Das Tier an der Wand im Kaminzimmer von Lemkes Biermeisterei am Alexanderplatz schaut freundlich interessiert, je nach Licht ein Glitzern in den Augen. Das irritiert etwas, denn das Wildschwein ist tot. Aber die meisten, die in die entgegensetzte Richtung schauen – auf die vier Menschen, die unter dem Keiler-Kopf sitzen – haben einen ähnlichen Blick: freundlich interessiert, einige auch bereits ein Glitzern in den Augen. Knapp drei Stunden sind die meisten von ihnen schon hier und probieren sich durch das faszinierende Angebot von Lemkes zweitem „Berlin Barrel Summit“ – man kann auch sagen: trinken sich durch.
“Was man trinkt, erzählt ja auch etwas über einen selber”, sagt Regine Marxen auf der Bühne. Die Biersommelière, Autorin und Podcasterin aus Hamburg eröffnet damit die zweite offizielle Diskussionsrunde des Abends: “Cheers to myself. Heimliche Favoriten im Glas”. Anders formuliert: Was trinken die, die hier ihr Fassgelagertes näherbringen wollen, eigentlich privat?
Kaffee aus dem Portwein-Fass
Philipp Harder trinkt am liebsten Kaffee. Und am allerliebsten den aus der Berliner Kaffeerösterei, für die er arbeitet. Kaffee ist eben nicht gleich Kaffee. Und der Kaffee aus einer Manufaktur, die sich Zeit nimmt und besondere Ernten auch besonders fürsorglich röstet, natürlich etwas ganz anderes als ein Industriekaffee, der mal eben schnell bei hohen Temperaturen durch den Röster gejagt wurde.

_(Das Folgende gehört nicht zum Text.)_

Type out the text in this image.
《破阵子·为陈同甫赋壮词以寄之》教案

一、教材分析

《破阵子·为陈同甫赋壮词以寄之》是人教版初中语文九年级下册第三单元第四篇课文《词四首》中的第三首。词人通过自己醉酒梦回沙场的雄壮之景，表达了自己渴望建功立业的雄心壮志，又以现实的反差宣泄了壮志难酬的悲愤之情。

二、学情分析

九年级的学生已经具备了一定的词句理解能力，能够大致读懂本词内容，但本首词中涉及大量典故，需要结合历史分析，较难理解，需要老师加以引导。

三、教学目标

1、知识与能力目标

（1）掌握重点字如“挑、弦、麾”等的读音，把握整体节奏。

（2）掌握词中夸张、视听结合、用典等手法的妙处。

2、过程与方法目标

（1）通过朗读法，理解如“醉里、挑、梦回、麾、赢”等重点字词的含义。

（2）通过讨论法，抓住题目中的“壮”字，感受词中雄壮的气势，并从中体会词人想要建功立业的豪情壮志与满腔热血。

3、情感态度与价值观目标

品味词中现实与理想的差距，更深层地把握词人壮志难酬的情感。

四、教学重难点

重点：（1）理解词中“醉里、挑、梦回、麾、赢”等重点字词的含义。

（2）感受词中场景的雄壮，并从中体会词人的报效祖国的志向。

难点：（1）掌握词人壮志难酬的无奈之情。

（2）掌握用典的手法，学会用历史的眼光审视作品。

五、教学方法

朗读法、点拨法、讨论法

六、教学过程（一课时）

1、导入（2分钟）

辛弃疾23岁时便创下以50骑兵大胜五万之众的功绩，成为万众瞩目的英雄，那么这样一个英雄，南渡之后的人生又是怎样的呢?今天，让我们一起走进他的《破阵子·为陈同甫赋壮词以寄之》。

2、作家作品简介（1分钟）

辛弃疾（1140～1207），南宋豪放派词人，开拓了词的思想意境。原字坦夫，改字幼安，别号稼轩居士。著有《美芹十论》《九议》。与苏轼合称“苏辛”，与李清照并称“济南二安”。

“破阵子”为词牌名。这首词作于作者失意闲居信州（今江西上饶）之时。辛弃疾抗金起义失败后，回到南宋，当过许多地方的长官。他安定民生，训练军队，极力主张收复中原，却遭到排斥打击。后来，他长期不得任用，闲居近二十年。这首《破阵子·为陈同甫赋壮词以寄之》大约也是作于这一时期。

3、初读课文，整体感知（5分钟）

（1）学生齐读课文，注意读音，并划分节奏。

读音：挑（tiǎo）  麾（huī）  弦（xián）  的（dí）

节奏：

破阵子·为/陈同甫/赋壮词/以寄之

Für die Genussmenschen, die am vergangenen Freitag Tickets zum “Berlin Barrel Summit” ergattert haben, hat Philipp Harder sogar etwas dabei, das man zurzeit nichtmal im Laden der Rösterei kriegt: Einen Cold Brew aus Bohnen, die als Rohkaffee ein Jahr lang in einem Eichenfass gelagert haben, bevor sie geröstet wurden. In dem Fass war zuvor Portwein. Ganz großes Kaffee-Kino. Philipp Harder überschlägt sich fast vor Begeisterung. Der Keiler an der Wand über ihm bleibt cool.
“Was uns vereint: Wir sind klein.”
Auch als Michael Nekowitsch vom gleichnamigen Weingut im österreichischen Burgenland von Wein für Freunde und besondere Kunden erzählt. Wein, Kaffee, Bier – was alle hier an diesem Abend eine: “Wir probieren gerne aus und sind offen für Neues.” Der Keiler schrägt hinter ihm zuckt nicht mit der Wimper.
Oli Lemke scheint etwas provozieren zu wollen. Er müsse jetzt erstmal sagen, “was uns unterscheidet”, sagt der Gastgeber: “Die reden von Hektar, wir von Hekto.” Kleiner Scherz – und gleich zur Sache: “Was uns vereint: Wir sind klein.” Das meint er im besten Sinne. In den Geschäftsführungen der großen Getränke-Unternehmen sitzen ja selten Wein-, Kaffee- oder Bierleute. Da sitzen Manager, die an Zahlen interessiert sind. Entsprechend halte sich die Lust am Risiko, die Lust am Experimentieren in Grenzen.
“Beim Wein stört mich manchmal das Gehabe, das Chichi”
“Wir als Kleine können im Gegensatz zu denen ausprobieren und Späßchen machen”, erklärt Oli Lemke. Und nichts anders sei ja der “Barrel Summit”: ein Späßchen. Und “eine Brückenveranstaltung” für die, die weg wollen vom “Ich trinke ja nur Wein” oder dem “Ich bleibe beim Bier”. Wobei er ja gar nichts gegen Wein habe. Aber: “Beim Wein stört mich manchmal das Gehabe, das Chichi.”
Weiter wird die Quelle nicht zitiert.